Tengoklah berbagai acara seremonial dari hari jadi propinsi atau hari jadi kota-kota di Sulawesi Selatan, bahkan sekedar pada acara resepsi pengantin. Umumnya penampilan sebagai orang penting yang punya jaringan dengan kejayaan masa lalu, ditunjukkan dengan kerelaan mengeluarkan biaya hingga milyaran rupiah membeli barang imitasi pernak-pernik monarki sebagai pembungkus tubuh Mereka mengundang para juru kamera untuk merekam adegan ketika memasuki ruangan dengan wibawa raja diraja, diiringi umbul-umbul, tarian kebesaran dan puja-puji para punakawan. Mereka meminta penulis terkenal untuk mengarang buku yang memperlihatkan pohon silsilah, agar masyarakat luas tahu bahwa mereka punya garis darah langsung dengan kerajaan-kerajaan hebat di masa lalu. Sebuah cita-cita yang sederhana, yang sayangnya terbukti tanpa sebuah makna! Kita saksikan di Benteng Somba Opu, semua fakta perjuangan sebuah harga diri di masa lalu dengan sadar dimusnahkan oleh anak cucu yang menyatakan bahwa diri merekalah yang paling pantas menjadi pewaris dari suatu tatanan yang paling hebat di wilayah ini.
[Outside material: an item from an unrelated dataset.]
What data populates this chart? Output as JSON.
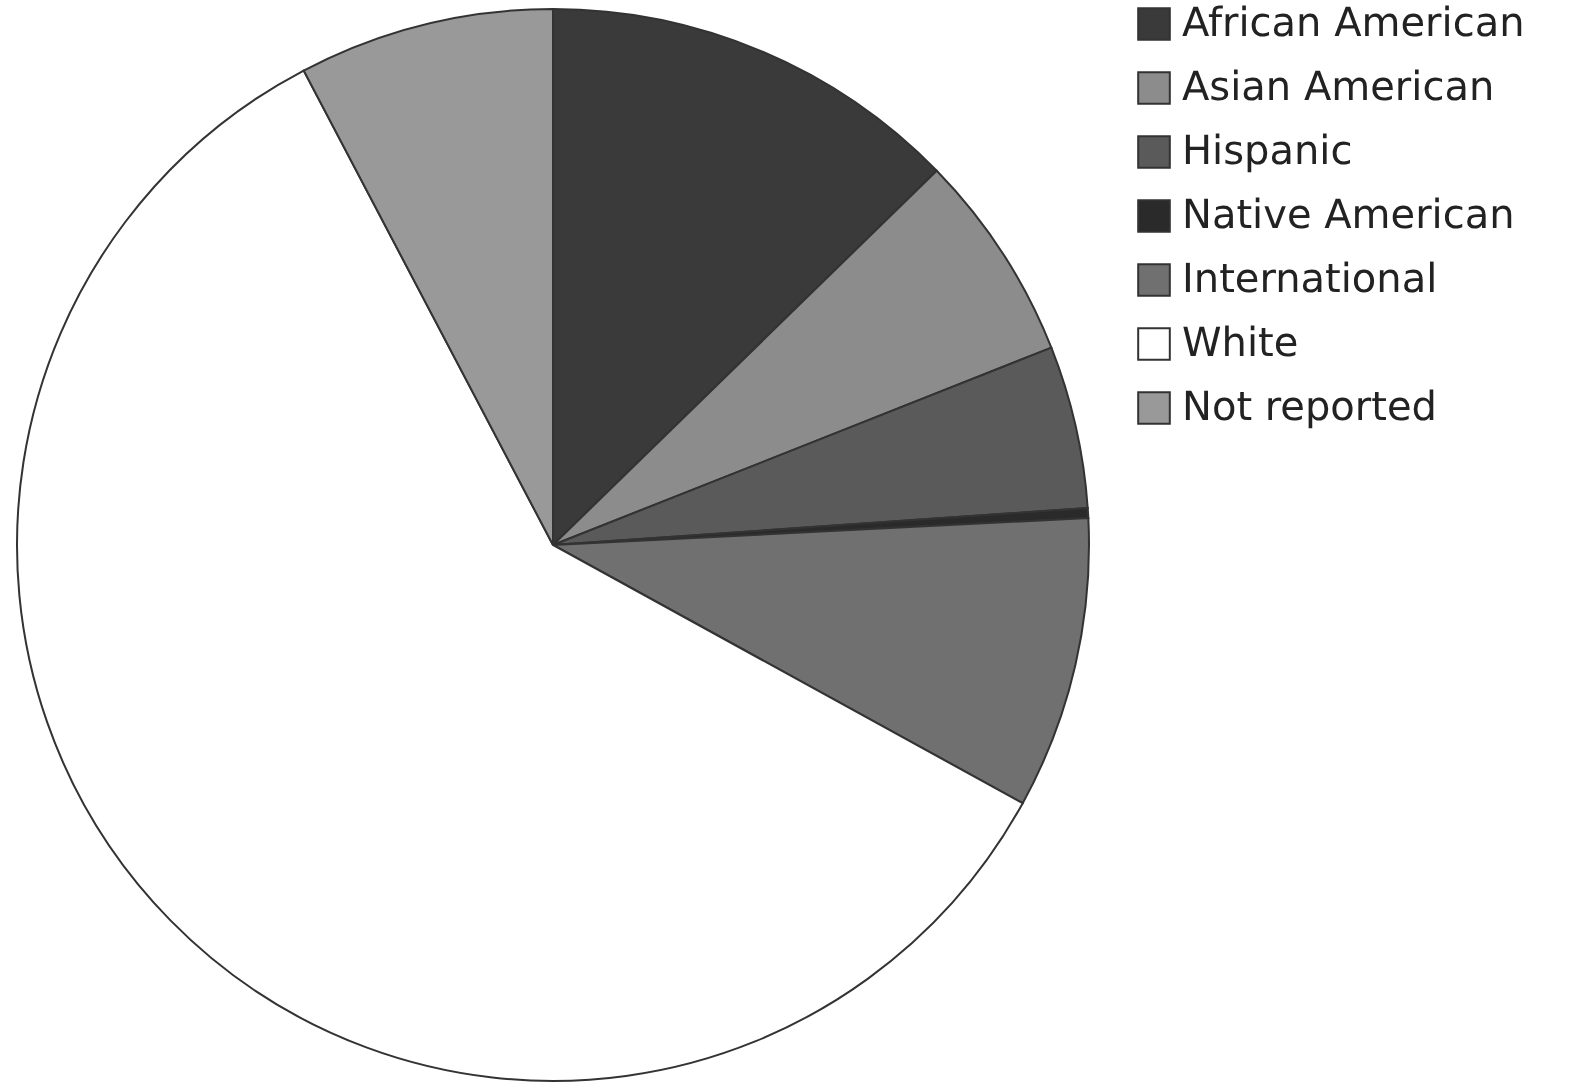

Membangun itu mudah, konsistensi itu mimpi!

Tahukah kita mengapa pyramid Mesir, Borobudur, Taj Mahal, Tembok China, dan berbagai kehebatan produk arsitektur dibangun dalam waktu yang sangat panjang? Konseptor dan peletak pondasi tentulah orang-orang hebat bukan saja di zamannya, bahkan sepanjang peradaban dunia. Tetapi mereka yang senantiasa memelihara agar ide itu bisa konsisten dengan pemikiran konseptor membutuhkan kecerdasan dan kearifan yang luar biasa. Pertama, mereka harus masuk ke dalam relung pemikiran para konseptor tersebut secara bathiniah, karena tidak bisa berdialog secara langsung. Kedua, mereka harus mengumpulkan informasi-informasi yang tercerai-berai dan merajutnya menjadi suatu realitas yang mendukung keyakinan bahwa yang mereka pikirkan sama dengan yang dipikirkan oleh konseptor. Ketiga, mereka harus mampu melawan “keakuan” untuk tidak berkompetisi dengan ambisi sebagai konseptor untuk proyek mercu suar yang lain. Keempat, mereka sadar bahwa umur membangun suatu karya besar jauh melebihi usia manusia penciptanya, karena itu tak ada mimpi peletak pondasi harus tampil sebagai penggunting pita saat acara peresmian sebuah keberhasilan.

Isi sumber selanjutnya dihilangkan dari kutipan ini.